Overview of the role of leukotrienes (LTs) in asthma: Allergen exposure can trigger the production of LTs from different cell types in the airway. LTB₄ acts as a chemoattractant for neutrophils and other immune cells such as macrophages and MCs, which rush to the site of injury and get activated, generating LTs. LTs mainly mediate the activation of Th2‐type immune response, which leads to the production of different inflammatory cytokines such as IL‐4, IL‐5, and IL‐13. IL‐4 mediates B cell activation, which in turn produces IgE antibodies. During the challenge phase, IgE binding to MCs causes degranulation and release of histamine, which contributes to asthma manifestations. IL‐5 mediates eosinophilic recruitment, activation, and degranulation, which contributes to further chronic inflammation. IL‐13 is essential to activate goblet cells to release mucus, resulting in airway hyperresponsiveness observed during asthma. Figure created with Biorender.com.

FIGURE 5

Overview of the role of leukotrienes (LTs) in IBD: LTs produced as a result of damaged epithelial barrier due to various traumatic events can contribute to enhanced epithelial barrier dysfunction, recruitment and activation of various immune cell components such as macrophages, DCs, and neutrophils.
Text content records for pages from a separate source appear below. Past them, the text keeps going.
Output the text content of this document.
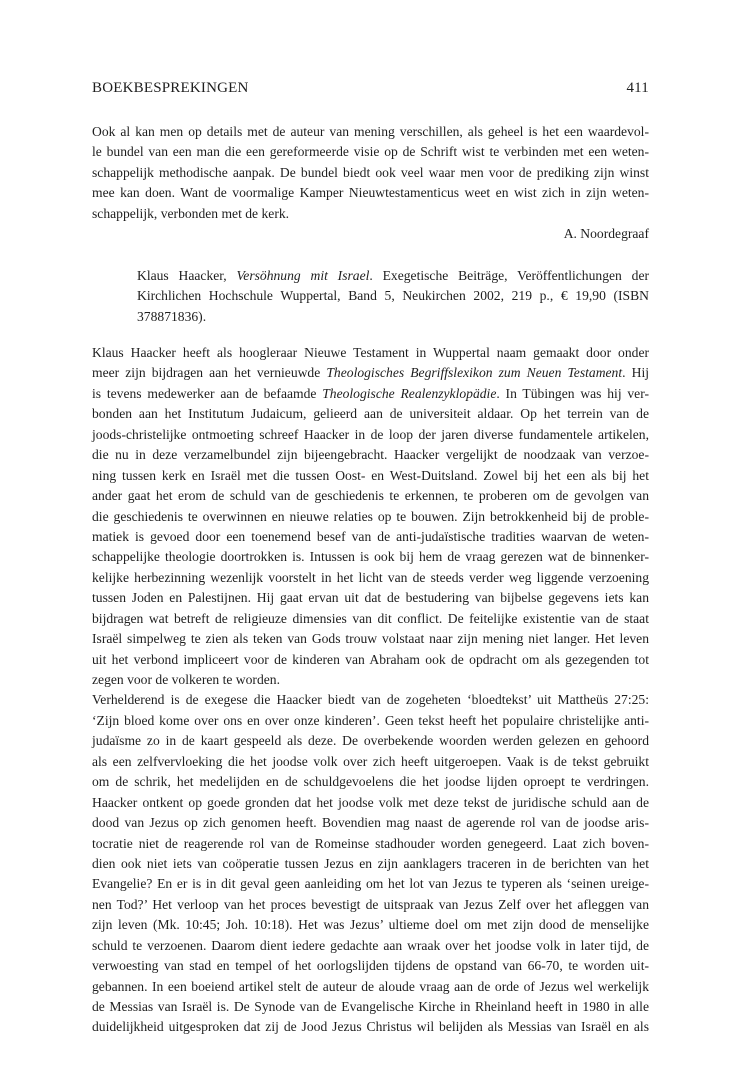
BOEKBESPREKINGEN	411
Ook al kan men op details met de auteur van mening verschillen, als geheel is het een waardevol-
le bundel van een man die een gereformeerde visie op de Schrift wist te verbinden met een weten-
schappelijk methodische aanpak. De bundel biedt ook veel waar men voor de prediking zijn winst
mee kan doen. Want de voormalige Kamper Nieuwtestamenticus weet en wist zich in zijn weten-
schappelijk, verbonden met de kerk.
A. Noordegraaf
Klaus Haacker, Versöhnung mit Israel. Exegetische Beiträge, Veröffentlichungen der
Kirchlichen Hochschule Wuppertal, Band 5, Neukirchen 2002, 219 p., € 19,90 (ISBN
378871836).
Klaus Haacker heeft als hoogleraar Nieuwe Testament in Wuppertal naam gemaakt door onder
meer zijn bijdragen aan het vernieuwde Theologisches Begriffslexikon zum Neuen Testament. Hij
is tevens medewerker aan de befaamde Theologische Realenzyklopädie. In Tübingen was hij ver-
bonden aan het Institutum Judaicum, gelieerd aan de universiteit aldaar. Op het terrein van de
joods-christelijke ontmoeting schreef Haacker in de loop der jaren diverse fundamentele artikelen,
die nu in deze verzamelbundel zijn bijeengebracht. Haacker vergelijkt de noodzaak van verzoe-
ning tussen kerk en Israël met die tussen Oost- en West-Duitsland. Zowel bij het een als bij het
ander gaat het erom de schuld van de geschiedenis te erkennen, te proberen om de gevolgen van
die geschiedenis te overwinnen en nieuwe relaties op te bouwen. Zijn betrokkenheid bij de proble-
matiek is gevoed door een toenemend besef van de anti-judaïstische tradities waarvan de weten-
schappelijke theologie doortrokken is. Intussen is ook bij hem de vraag gerezen wat de binnenker-
kelijke herbezinning wezenlijk voorstelt in het licht van de steeds verder weg liggende verzoening
tussen Joden en Palestijnen. Hij gaat ervan uit dat de bestudering van bijbelse gegevens iets kan
bijdragen wat betreft de religieuze dimensies van dit conflict. De feitelijke existentie van de staat
Israël simpelweg te zien als teken van Gods trouw volstaat naar zijn mening niet langer. Het leven
uit het verbond impliceert voor de kinderen van Abraham ook de opdracht om als gezegenden tot
zegen voor de volkeren te worden.
Verhelderend is de exegese die Haacker biedt van de zogeheten ‘bloedtekst’ uit Mattheüs 27:25:
‘Zijn bloed kome over ons en over onze kinderen’. Geen tekst heeft het populaire christelijke anti-
judaïsme zo in de kaart gespeeld als deze. De overbekende woorden werden gelezen en gehoord
als een zelfvervloeking die het joodse volk over zich heeft uitgeroepen. Vaak is de tekst gebruikt
om de schrik, het medelijden en de schuldgevoelens die het joodse lijden oproept te verdringen.
Haacker ontkent op goede gronden dat het joodse volk met deze tekst de juridische schuld aan de
dood van Jezus op zich genomen heeft. Bovendien mag naast de agerende rol van de joodse aris-
tocratie niet de reagerende rol van de Romeinse stadhouder worden genegeerd. Laat zich boven-
dien ook niet iets van coöperatie tussen Jezus en zijn aanklagers traceren in de berichten van het
Evangelie? En er is in dit geval geen aanleiding om het lot van Jezus te typeren als ‘seinen ureige-
nen Tod?’ Het verloop van het proces bevestigt de uitspraak van Jezus Zelf over het afleggen van
zijn leven (Mk. 10:45; Joh. 10:18). Het was Jezus’ ultieme doel om met zijn dood de menselijke
schuld te verzoenen. Daarom dient iedere gedachte aan wraak over het joodse volk in later tijd, de
verwoesting van stad en tempel of het oorlogslijden tijdens de opstand van 66-70, te worden uit-
gebannen. In een boeiend artikel stelt de auteur de aloude vraag aan de orde of Jezus wel werkelijk
de Messias van Israël is. De Synode van de Evangelische Kirche in Rheinland heeft in 1980 in alle
duidelijkheid uitgesproken dat zij de Jood Jezus Christus wil belijden als Messias van Israël en als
While neutrophils can promote further acute inflammation, macrophages release several pro‐inflammatory mediators such as tumor necrosis factor (TNF), IL‐6, and IL‐27. Elevated levels of TNF and IL‐6 from DCs can activate and differentiate CD4⁺ T cells into Th17 and Th1 lineages, thereby producing even more TNF, interferon gamma (IFNγ), IL‐17, and IL‐22. This enhanced release of cytokines potentially leads to chronic inflammation observed in IBD. Figure created with Biorender.com.